Treatment strategies for patients with atrial fibrillation and anticoagulant-associated intracranial hemorrhage: an overview of the pharmacotherapy

José Miguel Rivera-Caravaca, María Asunción Esteve-Pastor, Anny Camelo-Castillo, Inmaculada Ramírez-Macías, Gregory Y H Lip, Vanessa Roldán, Francisco Marín
Expert Opinion on Pharmacotherapy 2020 July 13, : 1-15

INTRODUCTION: Oral anticoagulants (OAC) reduce stroke/systemic embolism and mortality risks in atrial fibrillation (AF). However, there is an inherent bleeding risk with OAC, where intracranial hemorrhage (ICH) is the most feared, disabling, and lethal complication of this therapy. Therefore, the optimal management of OAC-associated ICH is not well defined despite multiple suggested strategies.

AREAS COVERED: In this review, the authors describe the severity and risk factors for OAC-associated ICH and the associated implications for using DOACs in AF patients. We also provide an overview of the management of OAC-associated ICH and treatment reversal strategies, including specific and nonspecific reversal agents as well as a comprehensive summary of the evidence about the resumption of DOAC and the optimal timing.

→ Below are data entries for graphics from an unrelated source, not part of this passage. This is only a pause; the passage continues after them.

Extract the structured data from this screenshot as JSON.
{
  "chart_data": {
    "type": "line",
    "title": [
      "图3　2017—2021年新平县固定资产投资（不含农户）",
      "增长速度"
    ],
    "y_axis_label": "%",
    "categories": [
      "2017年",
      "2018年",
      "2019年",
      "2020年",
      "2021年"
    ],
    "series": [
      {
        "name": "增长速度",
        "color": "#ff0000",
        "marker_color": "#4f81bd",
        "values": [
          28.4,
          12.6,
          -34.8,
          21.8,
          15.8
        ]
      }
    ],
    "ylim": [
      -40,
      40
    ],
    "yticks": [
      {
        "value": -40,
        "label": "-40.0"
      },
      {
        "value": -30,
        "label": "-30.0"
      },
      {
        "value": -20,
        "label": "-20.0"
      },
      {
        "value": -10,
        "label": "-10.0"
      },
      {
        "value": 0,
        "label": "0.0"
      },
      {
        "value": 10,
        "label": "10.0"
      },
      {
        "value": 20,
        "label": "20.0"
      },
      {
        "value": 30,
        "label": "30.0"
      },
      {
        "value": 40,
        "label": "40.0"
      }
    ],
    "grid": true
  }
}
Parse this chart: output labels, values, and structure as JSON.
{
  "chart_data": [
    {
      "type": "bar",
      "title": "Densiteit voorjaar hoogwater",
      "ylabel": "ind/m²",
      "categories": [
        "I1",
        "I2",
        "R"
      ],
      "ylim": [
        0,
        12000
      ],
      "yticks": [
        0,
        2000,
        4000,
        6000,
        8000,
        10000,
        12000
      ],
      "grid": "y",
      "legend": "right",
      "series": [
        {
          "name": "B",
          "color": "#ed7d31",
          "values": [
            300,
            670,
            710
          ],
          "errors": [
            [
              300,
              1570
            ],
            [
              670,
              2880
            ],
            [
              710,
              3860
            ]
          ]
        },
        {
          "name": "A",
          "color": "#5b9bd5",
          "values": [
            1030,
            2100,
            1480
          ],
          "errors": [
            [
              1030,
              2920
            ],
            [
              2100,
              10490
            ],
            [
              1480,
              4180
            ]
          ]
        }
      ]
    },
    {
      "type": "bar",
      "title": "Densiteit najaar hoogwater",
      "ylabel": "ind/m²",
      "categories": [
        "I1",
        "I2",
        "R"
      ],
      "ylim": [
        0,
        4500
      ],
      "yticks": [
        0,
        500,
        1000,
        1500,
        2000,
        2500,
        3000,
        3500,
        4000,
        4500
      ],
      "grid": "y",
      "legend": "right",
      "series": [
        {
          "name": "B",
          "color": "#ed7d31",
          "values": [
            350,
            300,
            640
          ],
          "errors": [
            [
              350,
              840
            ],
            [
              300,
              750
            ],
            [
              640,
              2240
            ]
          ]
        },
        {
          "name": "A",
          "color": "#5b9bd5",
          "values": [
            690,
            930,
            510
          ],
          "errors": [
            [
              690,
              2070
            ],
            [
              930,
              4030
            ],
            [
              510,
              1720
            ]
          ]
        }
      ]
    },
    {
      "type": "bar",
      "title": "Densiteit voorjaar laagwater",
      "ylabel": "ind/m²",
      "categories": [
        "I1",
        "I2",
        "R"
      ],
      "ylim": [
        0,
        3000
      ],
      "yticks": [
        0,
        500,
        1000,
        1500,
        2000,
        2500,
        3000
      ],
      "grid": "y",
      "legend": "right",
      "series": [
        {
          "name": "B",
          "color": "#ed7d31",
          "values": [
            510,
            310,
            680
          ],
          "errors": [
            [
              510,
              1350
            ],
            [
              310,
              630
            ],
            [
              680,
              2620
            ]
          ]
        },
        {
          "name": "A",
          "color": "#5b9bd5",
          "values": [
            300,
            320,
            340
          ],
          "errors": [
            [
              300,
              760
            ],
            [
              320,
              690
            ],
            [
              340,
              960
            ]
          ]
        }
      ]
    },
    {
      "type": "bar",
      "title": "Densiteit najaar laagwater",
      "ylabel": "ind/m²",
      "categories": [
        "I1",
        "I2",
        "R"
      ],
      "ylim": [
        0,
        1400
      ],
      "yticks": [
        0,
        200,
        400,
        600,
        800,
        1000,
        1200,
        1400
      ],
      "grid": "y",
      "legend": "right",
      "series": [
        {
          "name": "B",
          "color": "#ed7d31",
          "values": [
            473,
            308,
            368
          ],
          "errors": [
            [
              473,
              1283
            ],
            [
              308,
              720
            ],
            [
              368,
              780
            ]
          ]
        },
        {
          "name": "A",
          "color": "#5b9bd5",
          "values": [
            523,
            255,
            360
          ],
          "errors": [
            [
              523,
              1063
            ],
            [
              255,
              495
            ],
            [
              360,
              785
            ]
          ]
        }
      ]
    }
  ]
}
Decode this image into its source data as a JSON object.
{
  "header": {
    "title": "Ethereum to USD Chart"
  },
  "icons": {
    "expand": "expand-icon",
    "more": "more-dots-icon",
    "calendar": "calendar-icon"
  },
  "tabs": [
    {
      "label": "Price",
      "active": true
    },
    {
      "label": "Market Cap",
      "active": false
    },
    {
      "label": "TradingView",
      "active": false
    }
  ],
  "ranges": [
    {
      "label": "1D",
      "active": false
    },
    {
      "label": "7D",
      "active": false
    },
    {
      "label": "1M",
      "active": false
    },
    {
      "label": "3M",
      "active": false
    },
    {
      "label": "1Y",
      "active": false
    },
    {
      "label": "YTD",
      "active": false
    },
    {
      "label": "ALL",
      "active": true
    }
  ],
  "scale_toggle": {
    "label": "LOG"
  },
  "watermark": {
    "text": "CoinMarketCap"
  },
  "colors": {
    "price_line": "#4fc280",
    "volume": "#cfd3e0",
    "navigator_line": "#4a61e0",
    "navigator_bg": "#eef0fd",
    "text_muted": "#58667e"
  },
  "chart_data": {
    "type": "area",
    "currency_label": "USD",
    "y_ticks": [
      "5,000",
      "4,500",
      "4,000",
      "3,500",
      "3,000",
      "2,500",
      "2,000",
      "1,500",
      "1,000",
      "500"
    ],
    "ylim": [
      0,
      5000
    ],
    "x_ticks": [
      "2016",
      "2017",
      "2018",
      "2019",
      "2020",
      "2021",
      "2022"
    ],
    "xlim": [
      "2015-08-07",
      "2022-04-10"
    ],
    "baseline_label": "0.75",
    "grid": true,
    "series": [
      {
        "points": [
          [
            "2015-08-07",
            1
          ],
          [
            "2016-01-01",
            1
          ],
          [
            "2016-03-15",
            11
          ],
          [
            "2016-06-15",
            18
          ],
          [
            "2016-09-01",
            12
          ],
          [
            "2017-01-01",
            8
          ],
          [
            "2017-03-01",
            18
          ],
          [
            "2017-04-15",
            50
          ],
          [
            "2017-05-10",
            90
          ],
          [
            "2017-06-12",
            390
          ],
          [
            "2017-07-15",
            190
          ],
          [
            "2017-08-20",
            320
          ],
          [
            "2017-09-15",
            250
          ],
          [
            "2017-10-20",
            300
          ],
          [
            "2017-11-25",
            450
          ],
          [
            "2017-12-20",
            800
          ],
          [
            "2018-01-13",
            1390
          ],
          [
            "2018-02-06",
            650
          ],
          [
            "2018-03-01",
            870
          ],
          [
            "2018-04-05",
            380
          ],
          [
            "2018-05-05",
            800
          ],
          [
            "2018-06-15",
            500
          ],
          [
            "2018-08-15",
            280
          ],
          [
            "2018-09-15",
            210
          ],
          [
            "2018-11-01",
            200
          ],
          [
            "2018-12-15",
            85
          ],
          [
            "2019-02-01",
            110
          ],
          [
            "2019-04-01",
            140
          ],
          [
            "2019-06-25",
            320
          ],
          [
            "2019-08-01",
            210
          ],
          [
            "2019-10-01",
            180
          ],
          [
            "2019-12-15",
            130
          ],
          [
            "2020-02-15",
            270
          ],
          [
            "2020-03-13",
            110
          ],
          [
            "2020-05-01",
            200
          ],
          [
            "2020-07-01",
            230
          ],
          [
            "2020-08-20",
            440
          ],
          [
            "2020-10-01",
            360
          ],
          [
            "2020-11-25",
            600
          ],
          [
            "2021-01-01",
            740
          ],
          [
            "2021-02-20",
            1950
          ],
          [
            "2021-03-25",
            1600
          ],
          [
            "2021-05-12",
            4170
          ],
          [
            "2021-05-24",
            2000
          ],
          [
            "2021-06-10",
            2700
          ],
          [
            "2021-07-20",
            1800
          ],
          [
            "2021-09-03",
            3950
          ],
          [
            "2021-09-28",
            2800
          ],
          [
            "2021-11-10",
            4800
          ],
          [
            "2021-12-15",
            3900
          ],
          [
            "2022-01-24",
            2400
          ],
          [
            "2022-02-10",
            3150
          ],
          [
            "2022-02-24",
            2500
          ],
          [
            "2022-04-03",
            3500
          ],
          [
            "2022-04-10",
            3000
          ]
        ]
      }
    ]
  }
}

EXPERT OPINION: In the setting of an ICH, supportive care/measures are needed, and reversal of anticoagulation with specific agents (including administration of vitamin K, prothrombin complex concentrates, idarucizumab and andexanet alfa) should be considered. Most patients will likely benefit from restarting anticoagulation after an ICH and permanently withdrawn of OAC is associated with worse clinical outcomes. Although the timing of OAC resumption is still under debate, reintroduction after 4-8 weeks of the bleeding event may be possible, after a multidisciplinary approach to decision-making.